Sure, if my aunt bought my software once, it shows somehone is willing to buy my product.
Right, but there isn't enough information to determine if this is not what he means by profitable. I am also a hacker, I know how much money it costs to run something like this. It could mean that 1 person paid $50 and the AWS bill and web hosting was only $49.
Anyway, I don't find this conversation interesting anymore so congrats on the profitability.
If you RTFA, you'll see that I addressed this point: I think it's a useful definition given that tarsnap basically runs itself. Yes, I'm working on it; but I'm working on making tarsnap better, not on keeping it running -- I could walk away from tarsnap tomorrow (or get hit by a bus) and tarsnap would keep on running and making a profit.
I could walk away from tarsnap tomorrow (or get hit by a bus) and tarsnap would keep on running and making a profit.
I read the article. If you disappear, the business dies. It does not keep on running and making a profit. Employees are the most important part in a startup. Especially in a one person startup. A definition of profitability that does not include employee salaries is bogus.
It's not that he isn't profitable, is it? It's that he hasn't provided us with enough information to know whether he is or he isn't. One of his lines of business is currently cash flow positive. If he's got a consulting business that's paying the rent for him, he's profitable, and as reliable, as that consulting business.
It seems that this is confusing a lot of people. Let me spell things out for you.
1. Tarsnap is profitable. Its revenue exceeds the cost of keeping it running.
2. I am not profitable. My revenue does not exceed the cost of keeping me running. (Well, living. I've never been very good at running.)
3. I could get a job, move to the middle of Africa, and get hit by a bus, and tarsnap would keep on running. Tarsnap doesn't need me on a day-to-day basis; while it is true that I'm still writing code for tarsnap, that is appropriately accounted for as a capital cost, not as an operating cost.
Unless you've hired someone you haven't told us about, you getting hit by a bus kills tarsnap. Nothing really runs itself on a day-to-day basis without any oversight:
* You still have to invoice/bill customers and do the books.
* You still have to keep up to date with Amazon web services, which could change out from under you.
* You still have to be responsive to bugs in your software, which will inevitably occur.
I take your point though; you've architected the business so that it depends very minimally on your own infrastructure and labor, and so its operational costs are very low.
You still have to invoice/bill customers and do the books.
Actually, no. That's all done automatically.

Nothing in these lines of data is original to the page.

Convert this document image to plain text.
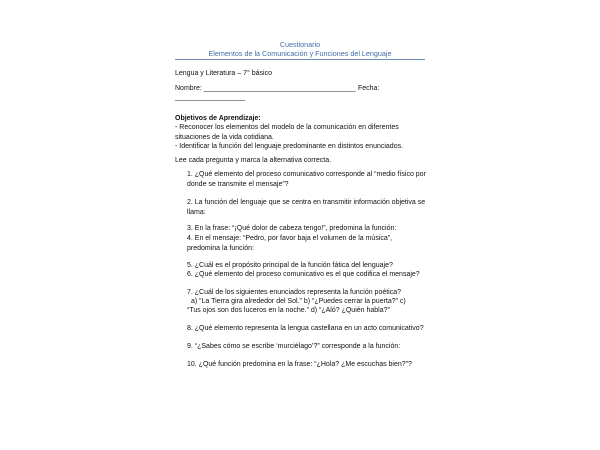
Cuestionario
Elementos de la Comunicación y Funciones del Lenguaje
Lengua y Literatura – 7° básico
Nombre: _______________________________________ Fecha:
__________________
Objetivos de Aprendizaje:
- Reconocer los elementos del modelo de la comunicación en diferentes situaciones de la vida cotidiana.
- Identificar la función del lenguaje predominante en distintos enunciados.
Lee cada pregunta y marca la alternativa correcta.
1. ¿Qué elemento del proceso comunicativo corresponde al “medio físico por donde se transmite el mensaje”?
2. La función del lenguaje que se centra en transmitir información objetiva se llama:
3. En la frase: “¡Qué dolor de cabeza tengo!”, predomina la función:
4. En el mensaje: “Pedro, por favor baja el volumen de la música”, predomina la función:
5. ¿Cuál es el propósito principal de la función fática del lenguaje?
6. ¿Qué elemento del proceso comunicativo es el que codifica el mensaje?
7. ¿Cuál de los siguientes enunciados representa la función poética?
a) “La Tierra gira alrededor del Sol.” b) “¿Puedes cerrar la puerta?” c)
“Tus ojos son dos luceros en la noche.” d) “¿Aló? ¿Quién habla?”
8. ¿Qué elemento representa la lengua castellana en un acto comunicativo?
9. “¿Sabes cómo se escribe ‘murciélago’?” corresponde a la función:
10. ¿Qué función predomina en la frase: “¿Hola? ¿Me escuchas bien?”?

You're right about the rest -- but so far "bugs in my code" is very correlated to "new features in my code", so if I get hit by a bus it's unlikely that many new bugs will be found.
Well, but your hosting is probably paid for by an account owned by you or your business, and if you go away, those accounts do too, Amazon pulls the plug, Tarsnap go bye-bye.

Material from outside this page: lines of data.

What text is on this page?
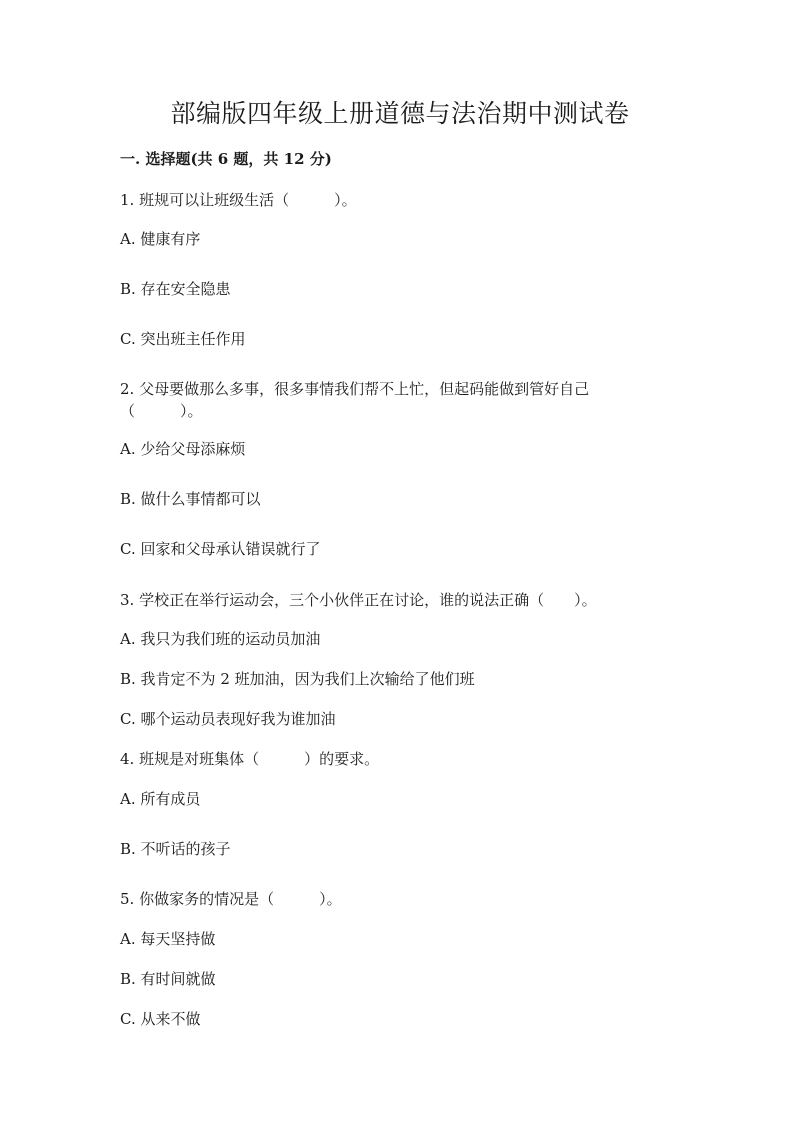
部编版四年级上册道德与法治期中测试卷
一. 选择题(共 6 题，共 12 分)
1. 班规可以让班级生活（　　　）。
A. 健康有序
B. 存在安全隐患
C. 突出班主任作用
2. 父母要做那么多事，很多事情我们帮不上忙，但起码能做到管好自己
（　　　）。
A. 少给父母添麻烦
B. 做什么事情都可以
C. 回家和父母承认错误就行了
3. 学校正在举行运动会，三个小伙伴正在讨论，谁的说法正确（　　）。
A. 我只为我们班的运动员加油
B. 我肯定不为 2 班加油，因为我们上次输给了他们班
C. 哪个运动员表现好我为谁加油
4. 班规是对班集体（　　　）的要求。
A. 所有成员
B. 不听话的孩子
5. 你做家务的情况是（　　　）。
A. 每天坚持做
B. 有时间就做
C. 从来不做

Sorry, but that's just not what profitability means. That's like saying that ice cream is health food if you don't count all the sugar and fat.

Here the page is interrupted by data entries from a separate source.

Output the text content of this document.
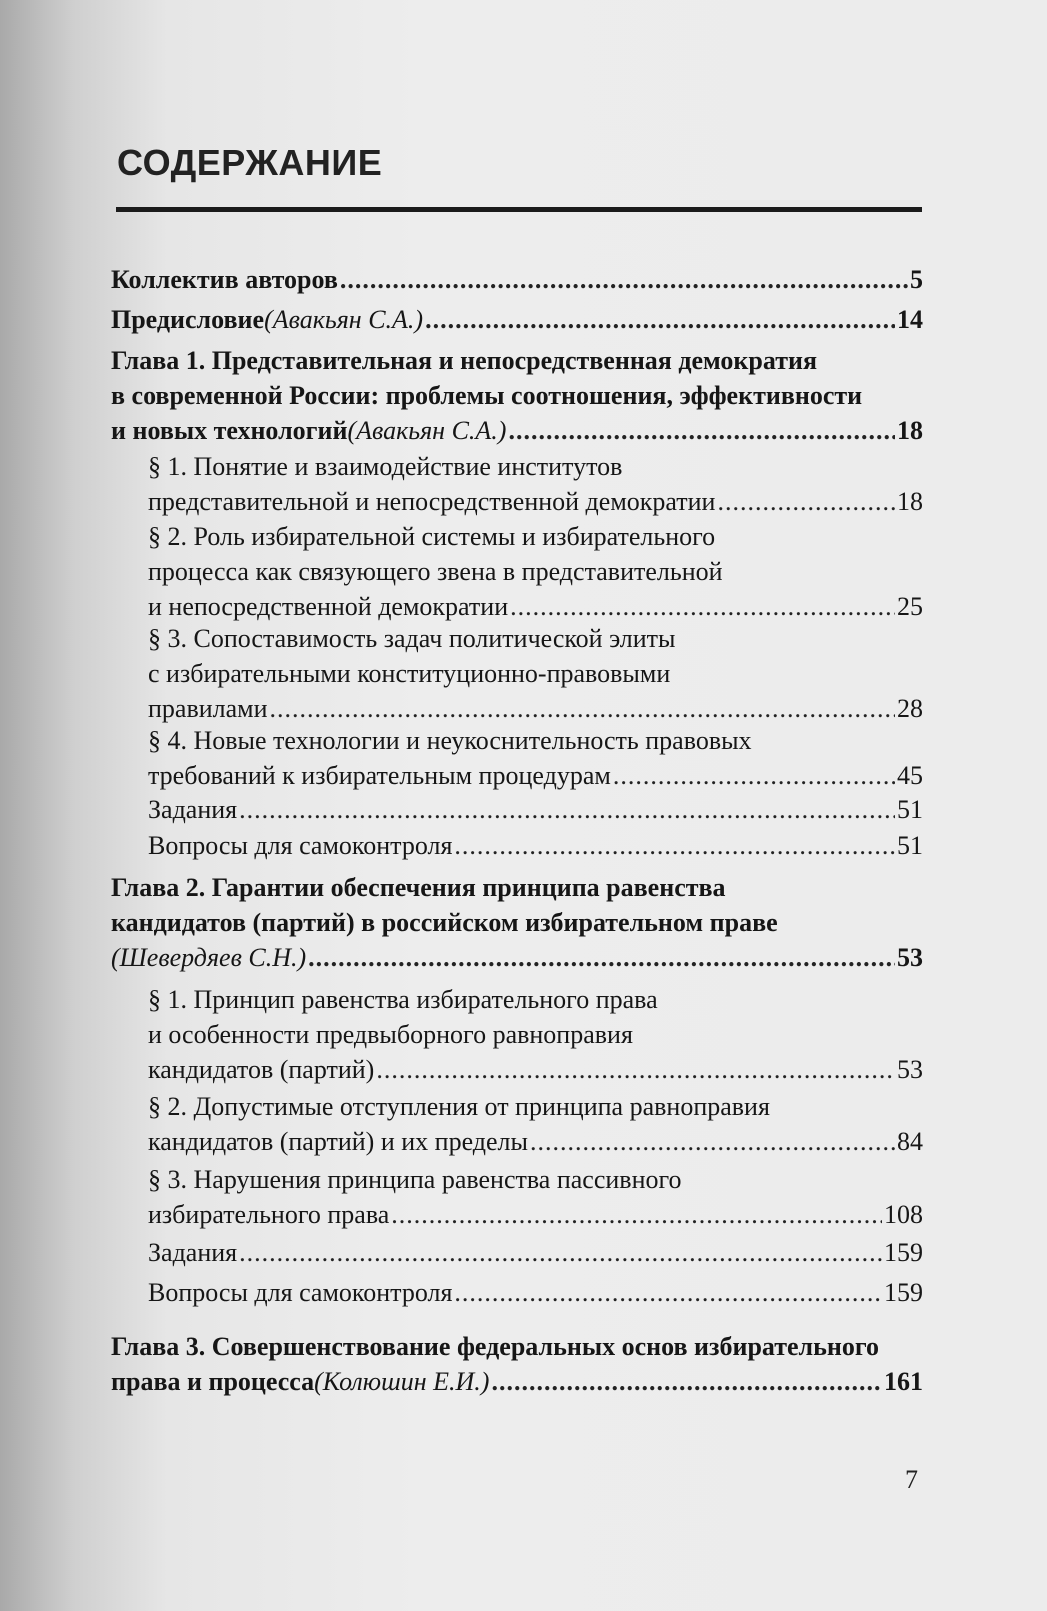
СОДЕРЖАНИЕ
Коллектив авторов .....	5
Предисловие (Авакьян С.А.) .....	14
Глава 1. Представительная и непосредственная демократия
в современной России: проблемы соотношения, эффективности
и новых технологий (Авакьян С.А.) .....	18
§ 1. Понятие и взаимодействие институтов
представительной и непосредственной демократии .....	18
§ 2. Роль избирательной системы и избирательного
процесса как связующего звена в представительной
и непосредственной демократии .....	25
§ 3. Сопоставимость задач политической элиты
с избирательными конституционно-правовыми
правилами .....	28
§ 4. Новые технологии и неукоснительность правовых
требований к избирательным процедурам .....	45
Задания .....	51
Вопросы для самоконтроля .....	51
Глава 2. Гарантии обеспечения принципа равенства
кандидатов (партий) в российском избирательном праве
(Шевердяев С.Н.) .....	53
§ 1. Принцип равенства избирательного права
и особенности предвыборного равноправия
кандидатов (партий) .....	53
§ 2. Допустимые отступления от принципа равноправия
кандидатов (партий) и их пределы .....	84
§ 3. Нарушения принципа равенства пассивного
избирательного права .....	108
Задания .....	159
Вопросы для самоконтроля .....	159
Глава 3. Совершенствование федеральных основ избирательного
права и процесса (Колюшин Е.И.) .....	161
7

Most business folk wouldn't even consider "ramen profitable" really profitable. Until the business is operating at a sustainable level, it's not profitable. Just because nobody switches the server off doesn't mean that a business is alive.
What if you only pay yourself for the time spent actually pressing the keys on your keyboard? Clearly you should only count the time that you're pressing them in, because they bounce back by themselves, so the time the key is going out should not count as billable time.
Points to both views. However, I think a big thing that's being neglected is the fact that this is a sole proprietorship. He's an owner not an employee. Big distinction. And, not unusual for an owner to work for nothing while building up a business.
You're arguing for "authentic profitability," or some such. You make fair points, but since TFA was quite clear, this really is just semantical masturbation.